Factless

I quickly realized that the LM723 was the closest thing I could easily find to fit my needs, with better regulation than the 78xx series and since I would need a pass transistor anyhow, the ~100mA limitation of the chip itself is not a concern. I will actually use the LM723C which main difference is its rated operating temperature range.

I also added two suggestions to hopefully improve the voltage regulation, first I added a zener diode based pre-regulator, which drops the input voltage from the bridge rectifier and filter capacitor to a minimal amount needed for the voltage drop of the pass transistor and LM723 regulator, which is about 3V. So I selected a 28V zener - a 1N4751 with its own pass transistor to handle the necessary current for this pre-regulator zener diode which gives roughly 1V "extra".

The other thing I did was try to reduce the noise on the output of the LM723, by adding a circuit based upon an interesting article from Wenzel Associates entitled Finesse Voltage Regulator Noise! I don't remember how I found this article (maybe from the time-nuts mailing list), but I thought it was a gem.

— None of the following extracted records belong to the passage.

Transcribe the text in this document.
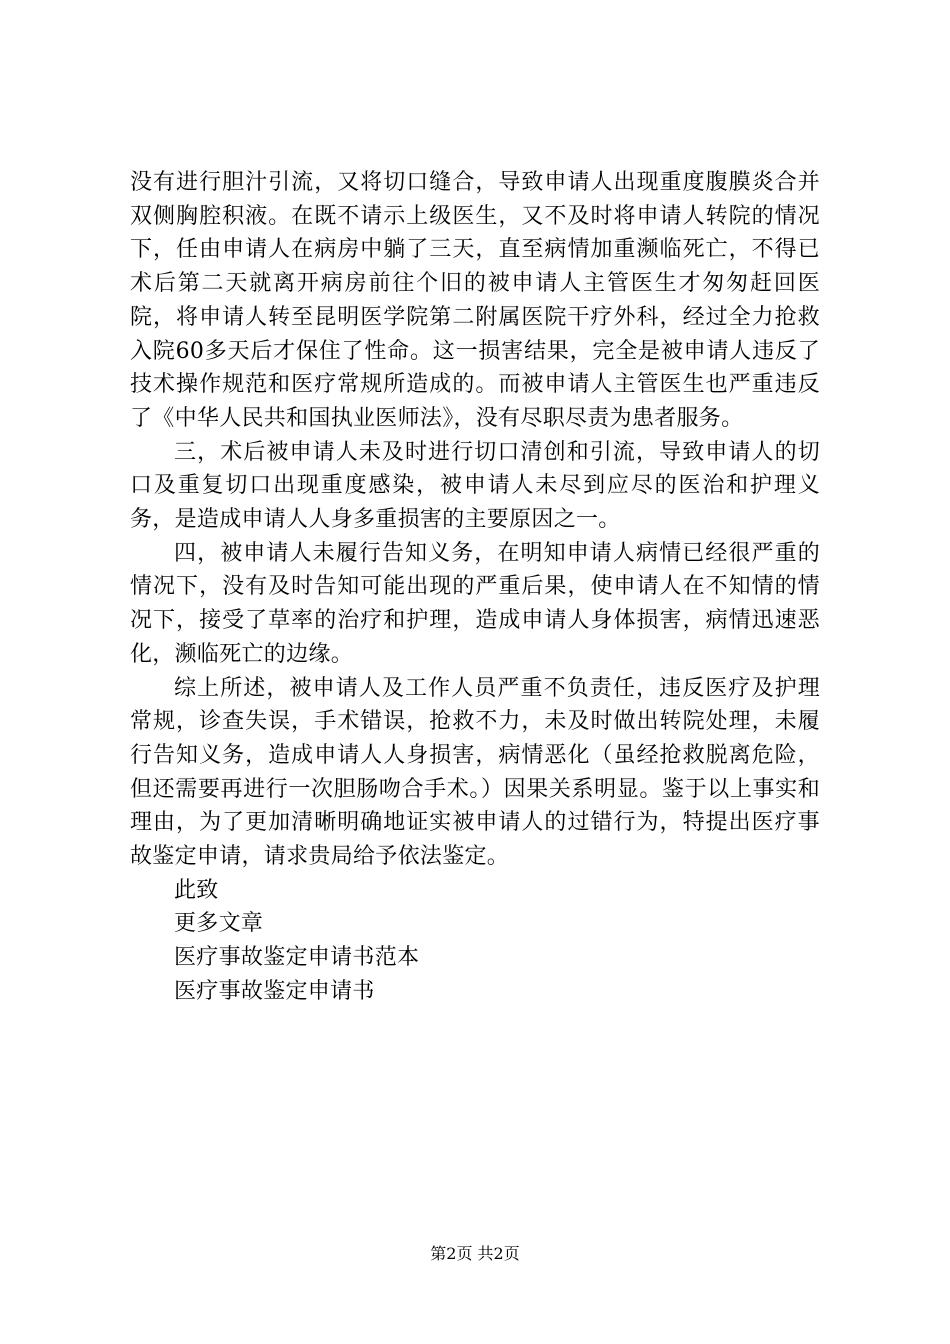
没有进行胆汁引流，又将切口缝合，导致申请人出现重度腹膜炎合并双侧胸腔积液。在既不请示上级医生，又不及时将申请人转院的情况下，任由申请人在病房中躺了三天，直至病情加重濒临死亡，不得已术后第二天就离开病房前往个旧的被申请人主管医生才匆匆赶回医院，将申请人转至昆明医学院第二附属医院干疗外科，经过全力抢救入院60多天后才保住了性命。这一损害结果，完全是被申请人违反了技术操作规范和医疗常规所造成的。而被申请人主管医生也严重违反了《中华人民共和国执业医师法》，没有尽职尽责为患者服务。

三，术后被申请人未及时进行切口清创和引流，导致申请人的切口及重复切口出现重度感染，被申请人未尽到应尽的医治和护理义务，是造成申请人人身多重损害的主要原因之一。

四，被申请人未履行告知义务，在明知申请人病情已经很严重的情况下，没有及时告知可能出现的严重后果，使申请人在不知情的情况下，接受了草率的治疗和护理，造成申请人身体损害，病情迅速恶化，濒临死亡的边缘。

综上所述，被申请人及工作人员严重不负责任，违反医疗及护理常规，诊查失误，手术错误，抢救不力，未及时做出转院处理，未履行告知义务，造成申请人人身损害，病情恶化（虽经抢救脱离危险，但还需要再进行一次胆肠吻合手术。）因果关系明显。鉴于以上事实和理由，为了更加清晰明确地证实被申请人的过错行为，特提出医疗事故鉴定申请，请求贵局给予依法鉴定。

此致

更多文章

医疗事故鉴定申请书范本

医疗事故鉴定申请书

第2页 共2页
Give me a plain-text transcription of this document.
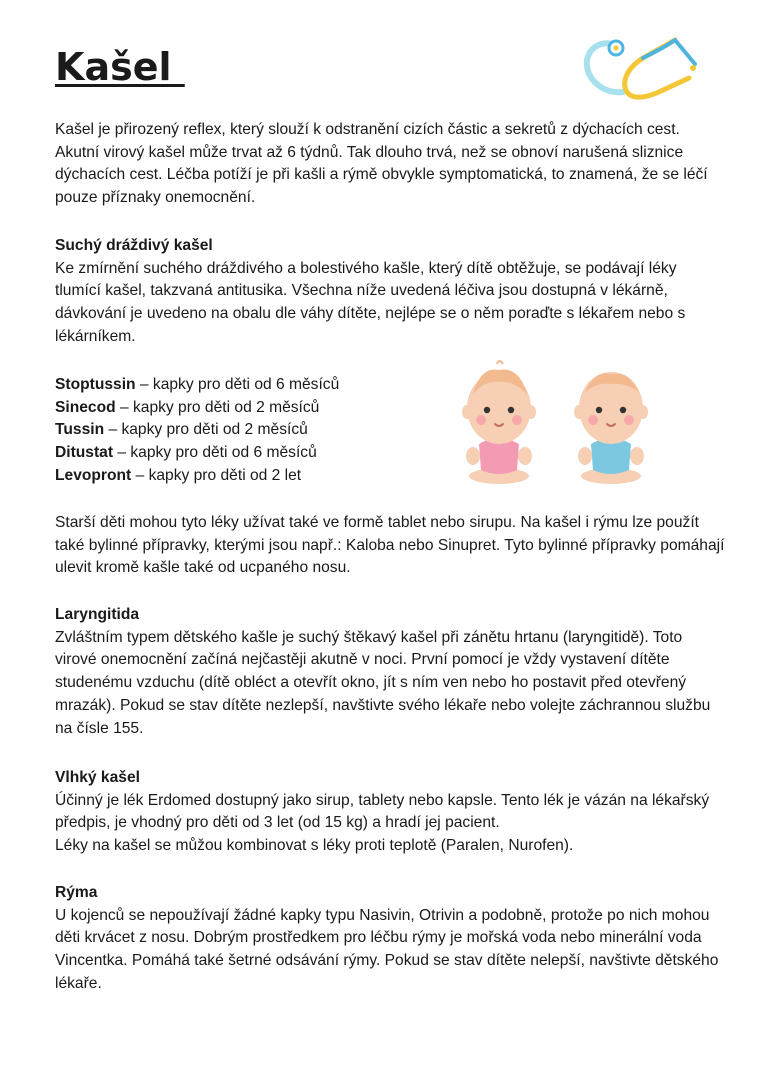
Kašel

Kašel je přirozený reflex, který slouží k odstranění cizích částic a sekretů z dýchacích cest. Akutní virový kašel může trvat až 6 týdnů. Tak dlouho trvá, než se obnoví narušená sliznice dýchacích cest. Léčba potíží je při kašli a rýmě obvykle symptomatická, to znamená, že se léčí pouze příznaky onemocnění.

Suchý dráždivý kašel

Ke zmírnění suchého dráždivého a bolestivého kašle, který dítě obtěžuje, se podávají léky tlumící kašel, takzvaná antitusika. Všechna níže uvedená léčiva jsou dostupná v lékárně, dávkování je uvedeno na obalu dle váhy dítěte, nejlépe se o něm poraďte s lékařem nebo s lékárníkem.

Stoptussin – kapky pro děti od 6 měsíců
Sinecod – kapky pro děti od 2 měsíců
Tussin – kapky pro děti od 2 měsíců
Ditustat – kapky pro děti od 6 měsíců
Levopront – kapky pro děti od 2 let

Starší děti mohou tyto léky užívat také ve formě tablet nebo sirupu. Na kašel i rýmu lze použít také bylinné přípravky, kterými jsou např.: Kaloba nebo Sinupret. Tyto bylinné přípravky pomáhají ulevit kromě kašle také od ucpaného nosu.

Laryngitida

Zvláštním typem dětského kašle je suchý štěkavý kašel při zánětu hrtanu (laryngitidě). Toto virové onemocnění začíná nejčastěji akutně v noci. První pomocí je vždy vystavení dítěte studenému vzduchu (dítě obléct a otevřít okno, jít s ním ven nebo ho postavit před otevřený mrazák). Pokud se stav dítěte nezlepší, navštivte svého lékaře nebo volejte záchrannou službu na čísle 155.

Vlhký kašel

Účinný je lék Erdomed dostupný jako sirup, tablety nebo kapsle. Tento lék je vázán na lékařský předpis, je vhodný pro děti od 3 let (od 15 kg) a hradí jej pacient.

Léky na kašel se můžou kombinovat s léky proti teplotě (Paralen, Nurofen).

Rýma

U kojenců se nepoužívají žádné kapky typu Nasivin, Otrivin a podobně, protože po nich mohou děti krvácet z nosu. Dobrým prostředkem pro léčbu rýmy je mořská voda nebo minerální voda Vincentka. Pomáhá také šetrné odsávání rýmy. Pokud se stav dítěte nelepší, navštivte dětského lékaře.
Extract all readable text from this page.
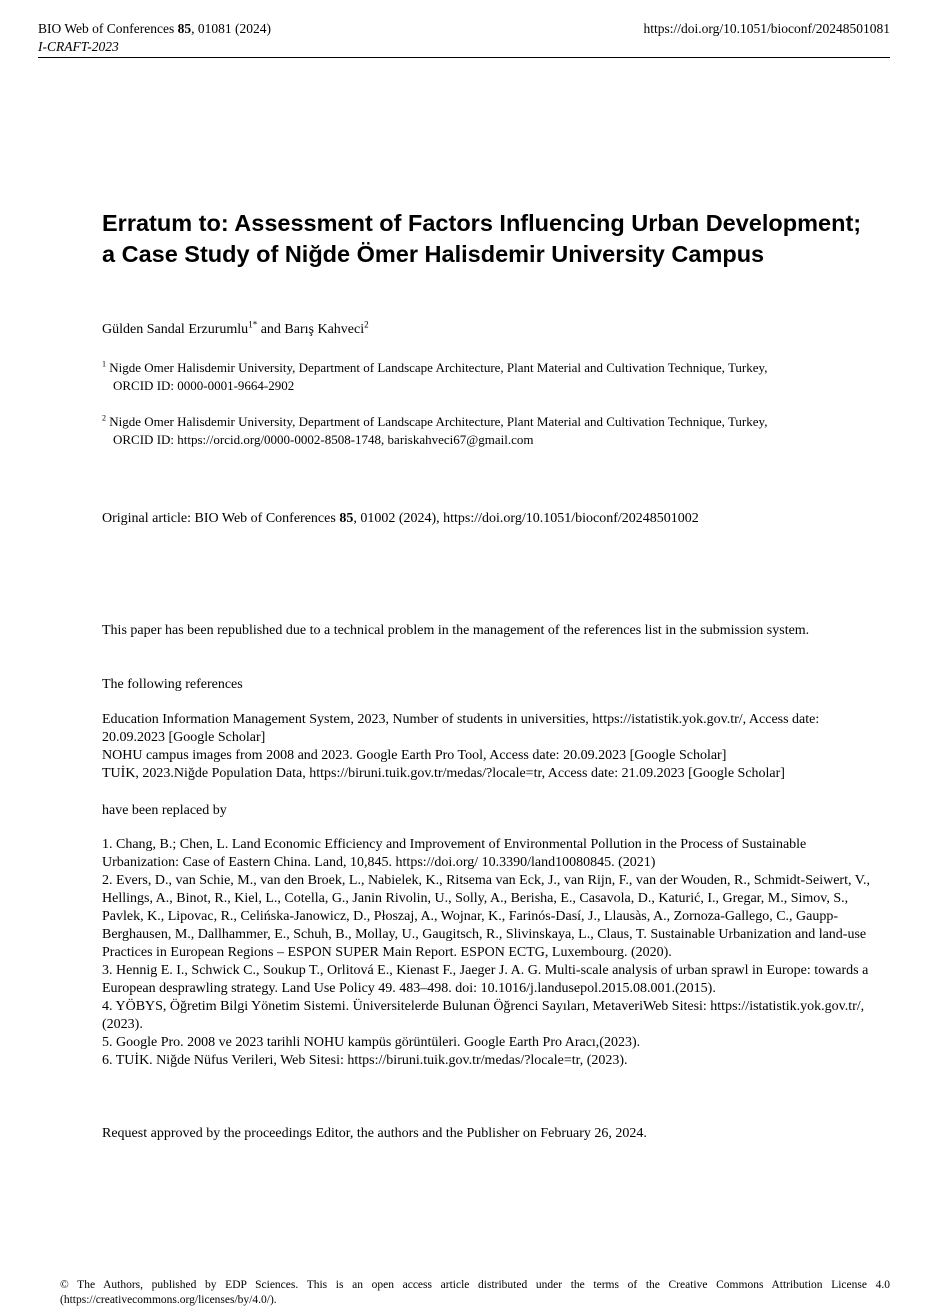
BIO Web of Conferences 85, 01081 (2024)
I-CRAFT-2023
https://doi.org/10.1051/bioconf/20248501081
Erratum to: Assessment of Factors Influencing Urban Development; a Case Study of Niğde Ömer Halisdemir University Campus
Gülden Sandal Erzurumlu$^{1*}$ and Barış Kahveci$^2$
$^1$ Nigde Omer Halisdemir University, Department of Landscape Architecture, Plant Material and Cultivation Technique, Turkey,
ORCID ID: 0000-0001-9664-2902
$^2$ Nigde Omer Halisdemir University, Department of Landscape Architecture, Plant Material and Cultivation Technique, Turkey,
ORCID ID: https://orcid.org/0000-0002-8508-1748, bariskahveci67@gmail.com
Original article: BIO Web of Conferences 85, 01002 (2024), https://doi.org/10.1051/bioconf/20248501002
This paper has been republished due to a technical problem in the management of the references list in the submission system.
The following references
Education Information Management System, 2023, Number of students in universities, https://istatistik.yok.gov.tr/, Access date: 20.09.2023 [Google Scholar]
NOHU campus images from 2008 and 2023. Google Earth Pro Tool, Access date: 20.09.2023 [Google Scholar]
TUİK, 2023.Niğde Population Data, https://biruni.tuik.gov.tr/medas/?locale=tr, Access date: 21.09.2023 [Google Scholar]
have been replaced by
1. Chang, B.; Chen, L. Land Economic Efficiency and Improvement of Environmental Pollution in the Process of Sustainable Urbanization: Case of Eastern China. Land, 10,845. https://doi.org/ 10.3390/land10080845. (2021)
2. Evers, D., van Schie, M., van den Broek, L., Nabielek, K., Ritsema van Eck, J., van Rijn, F., van der Wouden, R., Schmidt-Seiwert, V., Hellings, A., Binot, R., Kiel, L., Cotella, G., Janin Rivolin, U., Solly, A., Berisha, E., Casavola, D., Katurić, I., Gregar, M., Simov, S., Pavlek, K., Lipovac, R., Celińska-Janowicz, D., Płoszaj, A., Wojnar, K., Farinós-Dasí, J., Llausàs, A., Zornoza-Gallego, C., Gaupp-Berghausen, M., Dallhammer, E., Schuh, B., Mollay, U., Gaugitsch, R., Slivinskaya, L., Claus, T. Sustainable Urbanization and land-use Practices in European Regions – ESPON SUPER Main Report. ESPON ECTG, Luxembourg. (2020).
3. Hennig E. I., Schwick C., Soukup T., Orlitová E., Kienast F., Jaeger J. A. G. Multi-scale analysis of urban sprawl in Europe: towards a European desprawling strategy. Land Use Policy 49. 483–498. doi: 10.1016/j.landusepol.2015.08.001.(2015).
4. YÖBYS, Öğretim Bilgi Yönetim Sistemi. Üniversitelerde Bulunan Öğrenci Sayıları, MetaveriWeb Sitesi: https://istatistik.yok.gov.tr/, (2023).
5. Google Pro. 2008 ve 2023 tarihli NOHU kampüs görüntüleri. Google Earth Pro Aracı,(2023).
6. TUİK. Niğde Nüfus Verileri, Web Sitesi: https://biruni.tuik.gov.tr/medas/?locale=tr, (2023).
Request approved by the proceedings Editor, the authors and the Publisher on February 26, 2024.
© The Authors, published by EDP Sciences. This is an open access article distributed under the terms of the Creative Commons Attribution License 4.0 (https://creativecommons.org/licenses/by/4.0/).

Maxim/Dallas Semi have a similar Application Note, AN3656.

The one thing I didn't add to the design was using an external shunt voltage reference, like the LM399 or cheaper LM329. It would of only required the 3/4-legged IC plus a FET as a constant current source (set with a resistor) - total cost of about $1-10 depending on which reference IC used. This would of reduces the output drift of the LM723 due to ambient temperature change, by an order of magnitude or two. I didn't add it because I could not figure out how to add the reference without messing up the non-inverting input when used with a PNP series pass transistor.

Although I didn't need it, I found the explanations for the fold-back current limiting confusing, as I could only find one equation to specify the value of two resistors...(R3, R4 in figure 6 of the National Semi LM723 datasheet)